Marcus:           Hmm…pretty cool! I’ll have to check that out myself. Okay, finally, a lot of people out there use the Events Manager or the Events Calendar as one of their plugins or go-to events management tools on their website. A lot of people also use Facebook for their events. Now, you can use both. With this plugin, it’s called Import Facebook Events, and it allows you to import your events from Facebook.com right into the Events Calendar and Events Manager.

So if you’re like me and you use the Events Manager as your plugin, this one is a no-brainer as an extra add-on. It just completely imports all of your Facebook events and brings them right into your WordPress site with little effort required. It is pretty great. I love the Events Calendar. I use that for most of my clients and now that this is out, it gives me even more of a reason to love the plugin. It’s called Import Facebook Events and I gave it a perfect 5 out of 5.

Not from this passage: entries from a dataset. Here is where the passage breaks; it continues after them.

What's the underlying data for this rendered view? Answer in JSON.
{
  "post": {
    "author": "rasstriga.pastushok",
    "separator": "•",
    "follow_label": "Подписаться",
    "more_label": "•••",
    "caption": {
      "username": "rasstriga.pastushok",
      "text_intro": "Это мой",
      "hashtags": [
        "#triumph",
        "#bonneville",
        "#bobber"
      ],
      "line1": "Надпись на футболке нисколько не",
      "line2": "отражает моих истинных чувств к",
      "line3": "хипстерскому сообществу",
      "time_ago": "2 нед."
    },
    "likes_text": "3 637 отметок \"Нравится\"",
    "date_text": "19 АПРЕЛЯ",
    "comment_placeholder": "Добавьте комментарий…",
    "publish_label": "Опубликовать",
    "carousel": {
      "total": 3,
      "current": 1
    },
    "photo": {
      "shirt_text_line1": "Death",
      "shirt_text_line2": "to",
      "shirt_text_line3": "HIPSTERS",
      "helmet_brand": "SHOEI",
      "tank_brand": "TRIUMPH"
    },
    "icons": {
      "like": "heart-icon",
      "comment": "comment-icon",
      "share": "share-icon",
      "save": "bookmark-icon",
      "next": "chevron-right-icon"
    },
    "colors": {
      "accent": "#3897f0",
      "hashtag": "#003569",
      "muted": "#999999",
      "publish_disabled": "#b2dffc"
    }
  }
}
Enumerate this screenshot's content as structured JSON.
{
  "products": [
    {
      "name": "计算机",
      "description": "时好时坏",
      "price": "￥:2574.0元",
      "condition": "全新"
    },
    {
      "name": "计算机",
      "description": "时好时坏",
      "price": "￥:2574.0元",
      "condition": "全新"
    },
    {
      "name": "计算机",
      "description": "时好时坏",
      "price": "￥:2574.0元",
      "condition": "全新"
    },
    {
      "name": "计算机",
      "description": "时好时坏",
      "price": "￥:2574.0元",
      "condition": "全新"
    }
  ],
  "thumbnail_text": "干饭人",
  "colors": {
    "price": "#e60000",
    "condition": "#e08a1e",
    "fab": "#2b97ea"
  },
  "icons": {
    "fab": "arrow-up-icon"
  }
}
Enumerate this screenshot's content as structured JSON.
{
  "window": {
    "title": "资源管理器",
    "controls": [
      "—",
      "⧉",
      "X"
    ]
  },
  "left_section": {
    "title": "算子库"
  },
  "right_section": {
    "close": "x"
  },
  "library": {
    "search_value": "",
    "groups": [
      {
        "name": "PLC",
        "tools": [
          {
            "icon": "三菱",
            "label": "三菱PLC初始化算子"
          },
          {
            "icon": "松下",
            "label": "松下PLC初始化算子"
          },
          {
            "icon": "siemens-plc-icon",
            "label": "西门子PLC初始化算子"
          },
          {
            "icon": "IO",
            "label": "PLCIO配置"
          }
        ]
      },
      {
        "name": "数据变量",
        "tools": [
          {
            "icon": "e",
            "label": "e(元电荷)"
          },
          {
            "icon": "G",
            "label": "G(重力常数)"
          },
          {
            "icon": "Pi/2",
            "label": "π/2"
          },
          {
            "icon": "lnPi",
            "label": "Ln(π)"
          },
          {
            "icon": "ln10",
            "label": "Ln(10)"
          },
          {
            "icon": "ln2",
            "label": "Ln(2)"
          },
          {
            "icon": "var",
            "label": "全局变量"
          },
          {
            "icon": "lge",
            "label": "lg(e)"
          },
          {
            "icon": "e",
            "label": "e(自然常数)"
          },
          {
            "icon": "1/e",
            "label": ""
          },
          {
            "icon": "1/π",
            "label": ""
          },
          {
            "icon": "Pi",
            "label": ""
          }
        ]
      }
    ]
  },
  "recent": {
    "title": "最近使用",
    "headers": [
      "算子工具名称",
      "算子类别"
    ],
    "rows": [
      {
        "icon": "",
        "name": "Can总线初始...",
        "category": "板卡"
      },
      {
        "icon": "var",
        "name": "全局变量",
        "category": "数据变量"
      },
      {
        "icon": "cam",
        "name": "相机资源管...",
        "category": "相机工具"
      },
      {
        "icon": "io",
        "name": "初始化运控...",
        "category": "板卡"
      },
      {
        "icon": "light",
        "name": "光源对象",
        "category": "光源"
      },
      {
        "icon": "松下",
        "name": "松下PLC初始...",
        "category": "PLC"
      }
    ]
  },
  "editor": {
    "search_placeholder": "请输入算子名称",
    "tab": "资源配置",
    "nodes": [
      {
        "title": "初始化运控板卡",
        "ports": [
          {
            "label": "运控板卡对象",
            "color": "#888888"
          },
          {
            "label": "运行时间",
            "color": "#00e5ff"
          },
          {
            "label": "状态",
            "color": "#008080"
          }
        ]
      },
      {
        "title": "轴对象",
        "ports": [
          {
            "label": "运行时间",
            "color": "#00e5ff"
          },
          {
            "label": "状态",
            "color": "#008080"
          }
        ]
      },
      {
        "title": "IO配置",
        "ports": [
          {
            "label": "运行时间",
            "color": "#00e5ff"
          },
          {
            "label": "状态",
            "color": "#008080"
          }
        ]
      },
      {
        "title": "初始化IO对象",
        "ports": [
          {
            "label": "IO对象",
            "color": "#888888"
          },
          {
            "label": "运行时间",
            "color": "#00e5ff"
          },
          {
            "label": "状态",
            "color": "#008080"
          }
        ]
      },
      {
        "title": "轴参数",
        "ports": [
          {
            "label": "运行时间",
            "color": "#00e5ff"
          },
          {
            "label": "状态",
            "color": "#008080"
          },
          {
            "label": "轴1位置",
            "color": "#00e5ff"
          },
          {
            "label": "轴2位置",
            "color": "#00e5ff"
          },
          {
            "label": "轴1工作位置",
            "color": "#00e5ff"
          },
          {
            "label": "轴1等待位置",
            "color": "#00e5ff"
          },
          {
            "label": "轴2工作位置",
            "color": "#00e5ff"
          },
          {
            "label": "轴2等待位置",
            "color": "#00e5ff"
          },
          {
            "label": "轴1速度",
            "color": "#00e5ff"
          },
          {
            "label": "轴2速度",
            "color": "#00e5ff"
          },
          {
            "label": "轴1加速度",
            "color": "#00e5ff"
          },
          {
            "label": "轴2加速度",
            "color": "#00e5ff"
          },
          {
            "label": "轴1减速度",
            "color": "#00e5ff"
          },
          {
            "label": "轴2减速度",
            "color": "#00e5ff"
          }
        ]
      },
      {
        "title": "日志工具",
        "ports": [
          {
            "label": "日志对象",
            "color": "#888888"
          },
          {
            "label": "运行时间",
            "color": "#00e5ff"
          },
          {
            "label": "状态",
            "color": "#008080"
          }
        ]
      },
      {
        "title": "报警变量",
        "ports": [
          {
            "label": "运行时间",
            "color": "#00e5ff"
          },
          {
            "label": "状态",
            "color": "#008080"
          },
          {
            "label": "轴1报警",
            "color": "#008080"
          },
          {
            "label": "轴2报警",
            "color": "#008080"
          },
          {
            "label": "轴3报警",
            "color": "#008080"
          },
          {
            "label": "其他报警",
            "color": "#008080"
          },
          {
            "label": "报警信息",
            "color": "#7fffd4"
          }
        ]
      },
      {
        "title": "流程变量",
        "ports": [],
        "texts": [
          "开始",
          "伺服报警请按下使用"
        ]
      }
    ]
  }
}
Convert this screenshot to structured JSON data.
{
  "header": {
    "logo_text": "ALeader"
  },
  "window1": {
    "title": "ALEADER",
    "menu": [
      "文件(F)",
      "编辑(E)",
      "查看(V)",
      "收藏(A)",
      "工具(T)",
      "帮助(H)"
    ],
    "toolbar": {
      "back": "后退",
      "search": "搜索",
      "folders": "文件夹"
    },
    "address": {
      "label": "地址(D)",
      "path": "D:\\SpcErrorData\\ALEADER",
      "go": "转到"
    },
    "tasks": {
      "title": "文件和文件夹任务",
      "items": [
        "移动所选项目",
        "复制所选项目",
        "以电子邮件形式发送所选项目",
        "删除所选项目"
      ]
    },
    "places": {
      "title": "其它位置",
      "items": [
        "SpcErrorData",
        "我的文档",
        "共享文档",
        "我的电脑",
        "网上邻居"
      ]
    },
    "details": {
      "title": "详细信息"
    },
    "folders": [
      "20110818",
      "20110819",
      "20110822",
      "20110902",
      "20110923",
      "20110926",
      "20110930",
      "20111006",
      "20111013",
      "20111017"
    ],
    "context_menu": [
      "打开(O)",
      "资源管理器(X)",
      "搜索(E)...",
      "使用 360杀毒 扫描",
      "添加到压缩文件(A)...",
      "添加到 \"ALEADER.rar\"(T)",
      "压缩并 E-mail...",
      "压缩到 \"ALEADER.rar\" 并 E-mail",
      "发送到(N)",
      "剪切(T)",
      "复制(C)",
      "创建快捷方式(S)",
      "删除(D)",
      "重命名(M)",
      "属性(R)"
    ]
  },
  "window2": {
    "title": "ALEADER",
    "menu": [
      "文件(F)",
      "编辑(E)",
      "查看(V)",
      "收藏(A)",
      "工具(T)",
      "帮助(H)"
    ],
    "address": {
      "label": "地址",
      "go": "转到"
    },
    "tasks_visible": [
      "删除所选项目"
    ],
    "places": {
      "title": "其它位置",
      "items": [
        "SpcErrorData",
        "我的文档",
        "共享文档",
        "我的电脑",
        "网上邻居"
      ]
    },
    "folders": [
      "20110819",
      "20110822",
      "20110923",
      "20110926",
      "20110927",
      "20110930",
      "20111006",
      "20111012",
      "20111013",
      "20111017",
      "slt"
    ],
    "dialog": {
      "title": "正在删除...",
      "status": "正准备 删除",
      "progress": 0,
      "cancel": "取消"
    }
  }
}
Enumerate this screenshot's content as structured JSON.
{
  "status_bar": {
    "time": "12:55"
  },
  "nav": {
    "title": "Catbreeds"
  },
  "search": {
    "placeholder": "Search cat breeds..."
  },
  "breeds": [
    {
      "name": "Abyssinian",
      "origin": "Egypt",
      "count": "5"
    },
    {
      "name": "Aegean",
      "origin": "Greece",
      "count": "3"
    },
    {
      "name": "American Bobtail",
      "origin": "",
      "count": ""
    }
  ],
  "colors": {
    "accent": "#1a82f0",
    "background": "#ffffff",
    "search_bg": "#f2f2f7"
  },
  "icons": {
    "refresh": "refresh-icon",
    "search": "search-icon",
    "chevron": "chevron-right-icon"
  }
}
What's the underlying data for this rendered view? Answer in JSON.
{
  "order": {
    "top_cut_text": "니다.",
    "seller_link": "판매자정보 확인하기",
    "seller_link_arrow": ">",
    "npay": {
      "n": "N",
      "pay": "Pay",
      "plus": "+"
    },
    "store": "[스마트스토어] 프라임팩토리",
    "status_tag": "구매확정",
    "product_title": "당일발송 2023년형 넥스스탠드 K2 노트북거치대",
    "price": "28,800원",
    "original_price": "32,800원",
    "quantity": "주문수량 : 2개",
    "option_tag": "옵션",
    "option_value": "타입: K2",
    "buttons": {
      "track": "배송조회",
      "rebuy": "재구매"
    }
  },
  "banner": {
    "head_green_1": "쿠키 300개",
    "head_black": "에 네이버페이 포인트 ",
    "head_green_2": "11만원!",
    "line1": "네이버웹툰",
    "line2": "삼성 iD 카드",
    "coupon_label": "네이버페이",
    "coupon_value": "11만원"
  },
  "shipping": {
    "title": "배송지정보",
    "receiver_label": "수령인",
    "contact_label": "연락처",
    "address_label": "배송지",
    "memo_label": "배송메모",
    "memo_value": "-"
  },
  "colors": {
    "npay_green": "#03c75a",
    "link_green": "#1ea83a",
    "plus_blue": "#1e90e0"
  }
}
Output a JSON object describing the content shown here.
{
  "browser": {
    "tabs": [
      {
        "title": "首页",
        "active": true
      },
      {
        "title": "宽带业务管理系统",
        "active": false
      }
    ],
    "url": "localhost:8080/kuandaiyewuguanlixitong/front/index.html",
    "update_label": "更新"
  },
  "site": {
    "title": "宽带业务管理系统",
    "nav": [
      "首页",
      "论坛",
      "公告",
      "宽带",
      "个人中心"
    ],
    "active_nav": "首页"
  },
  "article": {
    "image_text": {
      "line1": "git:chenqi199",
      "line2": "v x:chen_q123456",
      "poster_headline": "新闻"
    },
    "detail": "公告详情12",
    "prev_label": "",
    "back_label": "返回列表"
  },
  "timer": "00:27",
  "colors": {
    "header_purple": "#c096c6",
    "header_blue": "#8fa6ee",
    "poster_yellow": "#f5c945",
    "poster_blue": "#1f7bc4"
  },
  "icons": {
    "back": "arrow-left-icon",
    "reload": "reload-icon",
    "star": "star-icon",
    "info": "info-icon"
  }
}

John:                Very nice. Wow, there seems to be a lot of plugins being built for the Events Manager and as I’m slowly switching over all the sites that use the previous calendar to this one.

Marcus:           Mm-hmm.

John:                [Inaudible: 23:55]

Marcus:           I like the Events Manager because it will allow me to import from Excel.

John:                Ah!

Marcus:           So if they’re a recurring events or things like that, I can set it all up, set the description, set the buy links for the tickets and all of that, put it all into Excel, and away I go. I have one client that is in an instructional institution and they teach multiple classes every single day. It just kind of varies what city they’re in; sometimes they’re in Vegas, sometimes they’re in the Midwest, and they kind of rotate around the country. For this, it’s pretty nice because now we can have them just set up their events also in Facebook and bring it right in, so I love this plugin.

John:                Very nice. All right, well this week here I covered up PHP/MySQL CPU Performance Statistics, which I gave a 4 to; WP Hosting Performance Check, which I gave a 4 to; and GeoIP Detection, which I gave a 4 to.